Salmon This fish delivers a healthy dose of omega-3 fatty acids , which can give your new baby’s developing brain a boost. Expectant new moms can enjoy 12 ounces of fish a week, so consider low- and no-mercury varieties like salmon, trout, and sardines. If cooking fresh fish doesn't appeal to you, opt for the canned varieties (try salmon salad on rye).

Nuts The healthy fats found in nuts can help foster your new baby’s brain development; walnuts, with their omega-3s , are particularly potent.
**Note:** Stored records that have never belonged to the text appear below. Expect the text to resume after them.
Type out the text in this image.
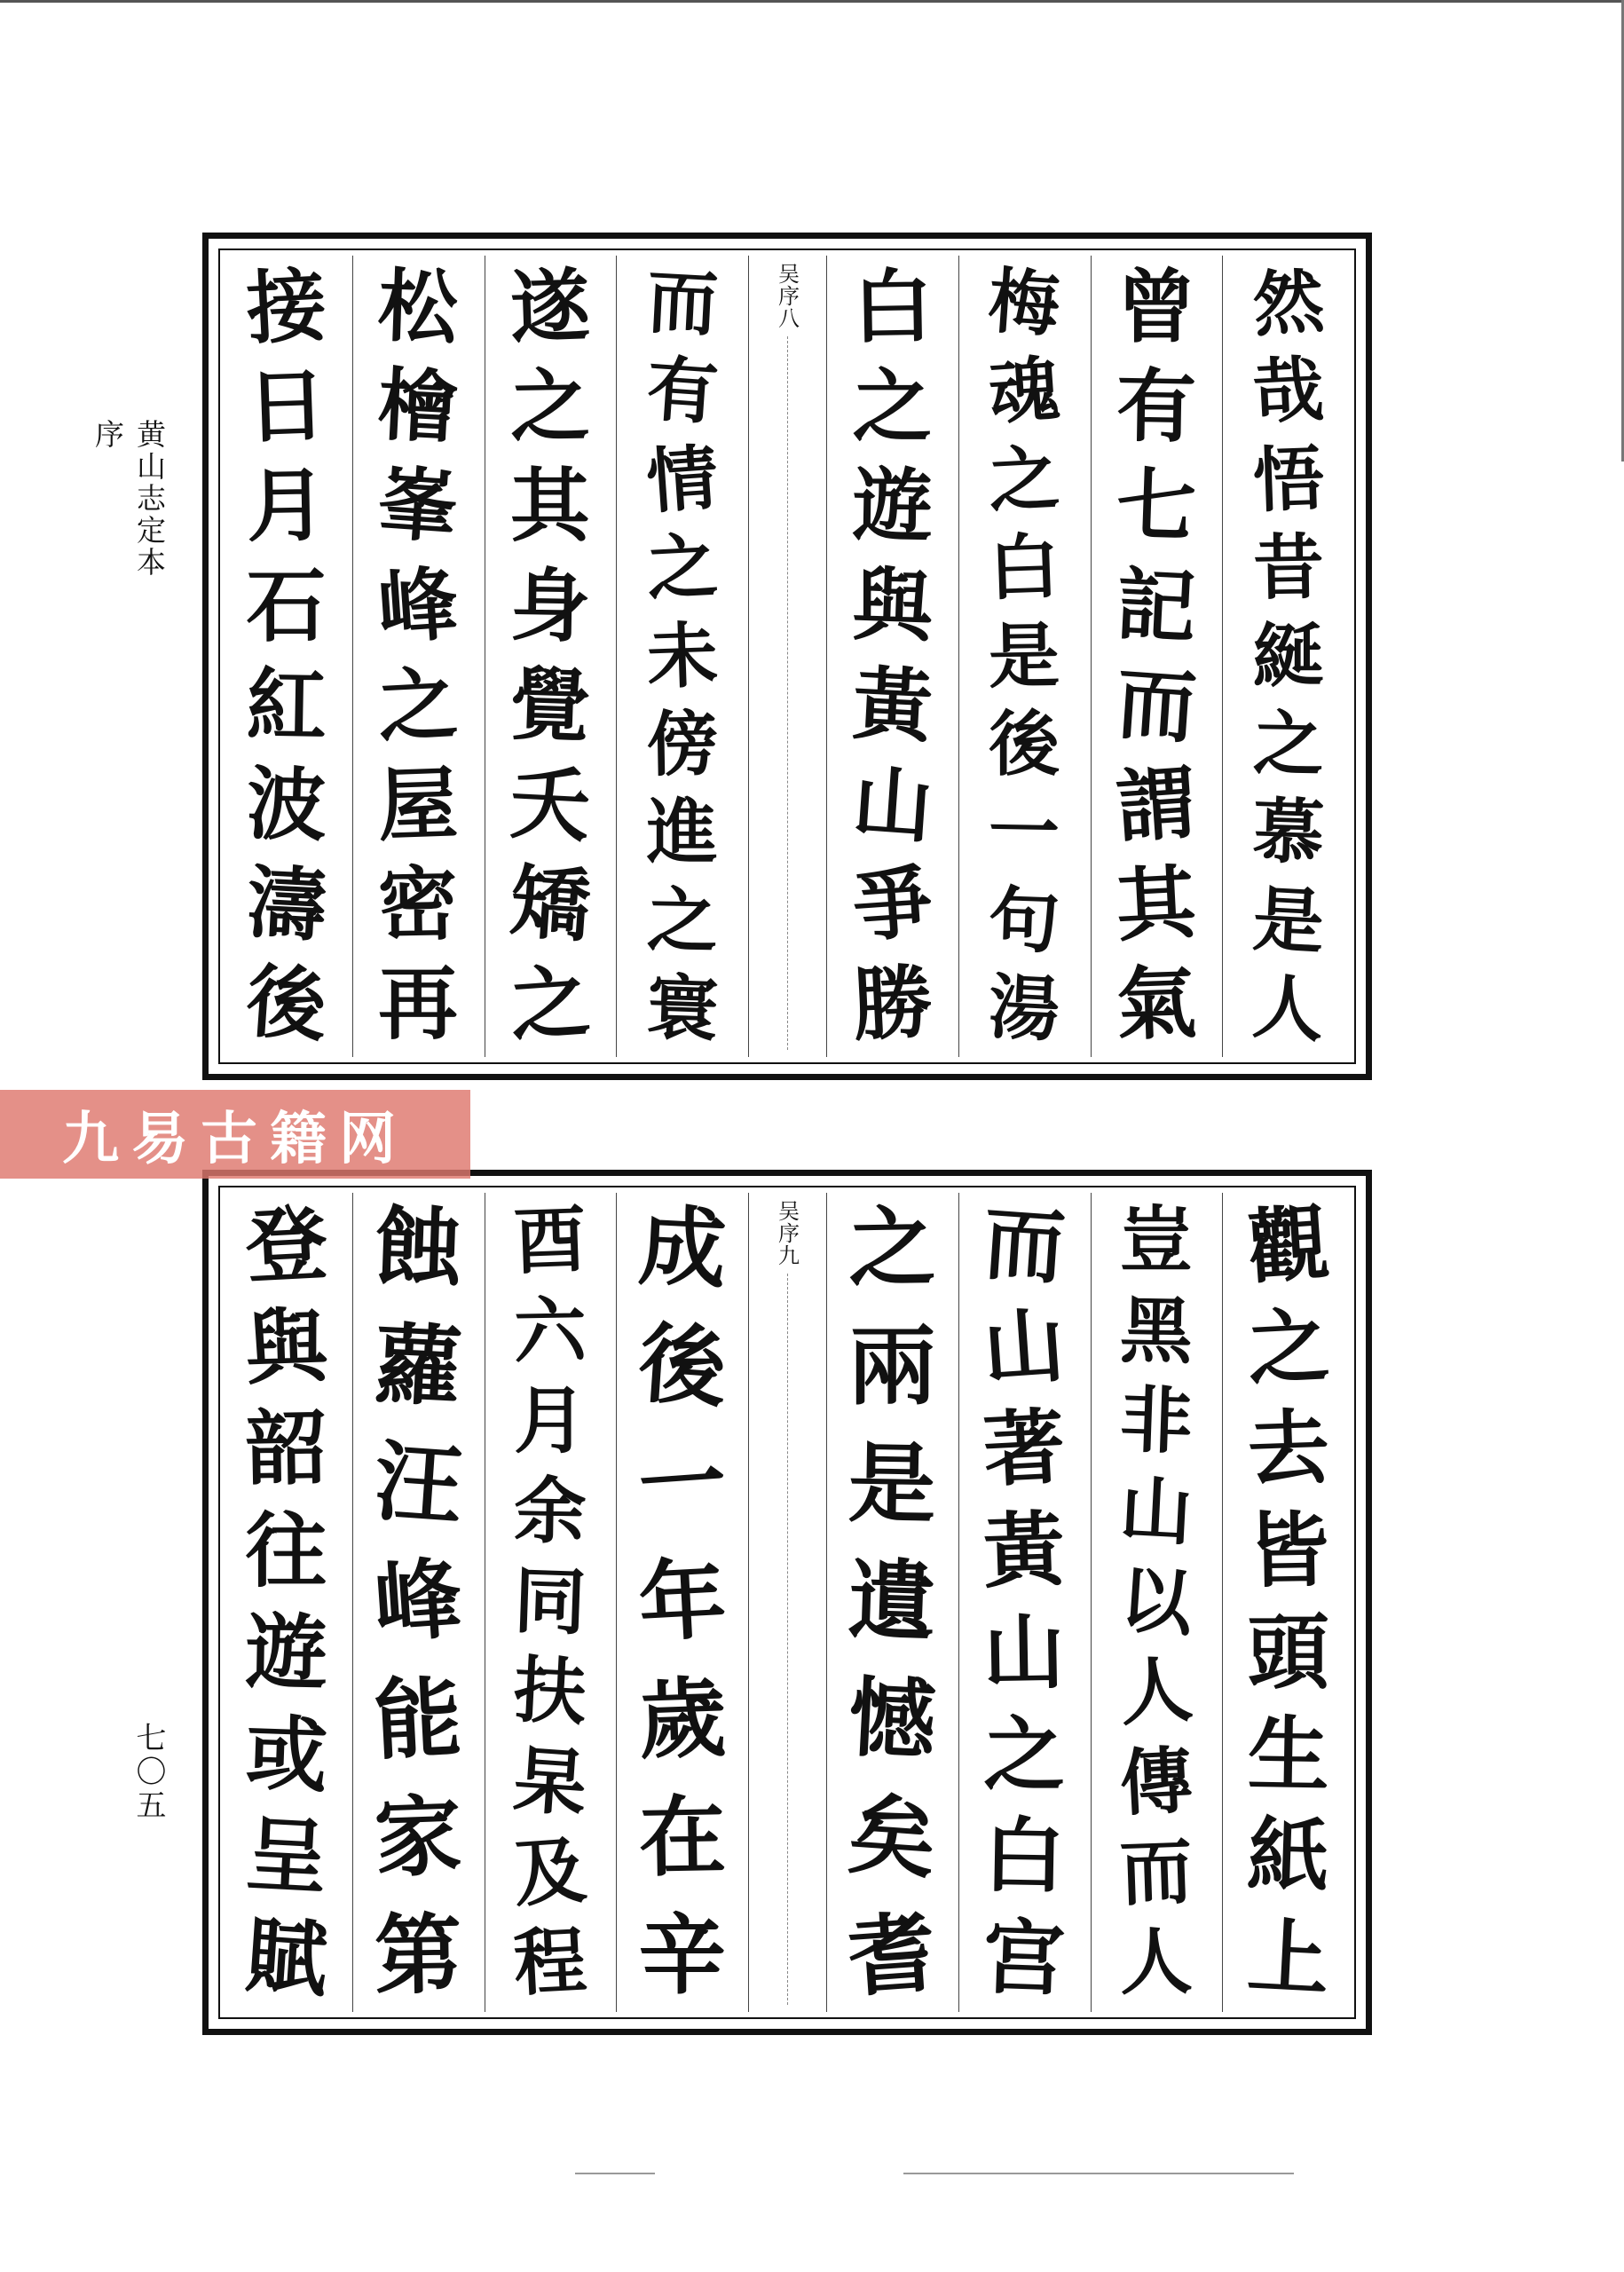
黄山志定本
序
七〇五
吴序八	然
哉
悟
昔
綖
之
慕
是
人
曾
有
七
記
而
謂
其
氣
梅
魂
之
白
是
後
一
句
湯
白
之
遊
與
黃
山
爭
勝
而
有
情
之
未
傍
進
之
寰
遂
之
其
身
覺
夭
矯
之
松
檜
峯
峰
之
屋
密
再
接
日
月
石
紅
波
濤
後
吴序九	觀
之
去
皆
頭
生
紙
上
豈
黑
非
山
以
人
傳
而
人
而
山
著
黃
山
之
白
宫
之
兩
是
遺
憾
矣
耆
成
後
一
年
歲
在
辛
酉
六
月
余
同
扶
杲
及
程
蝕
蘿
汪
峰
能
家
第
登
與
韶
往
遊
或
呈
賦
九易古籍网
Eat them whole or spread walnut butter on whole-wheat toast or slices of pear.

Low-fat dairy Calcium, protein, and vitamin D can be found in dairy aisle products, so stock up on skim milk, yogurt, and cottage cheese. Greek yogurt is an especially good pick because of the extra protein it offers.

Don’t be concerned if your pregnancy diet isn’t perfect all the time. Just try to work in a couple of these picks each day to keep you and your baby as healthy as possible.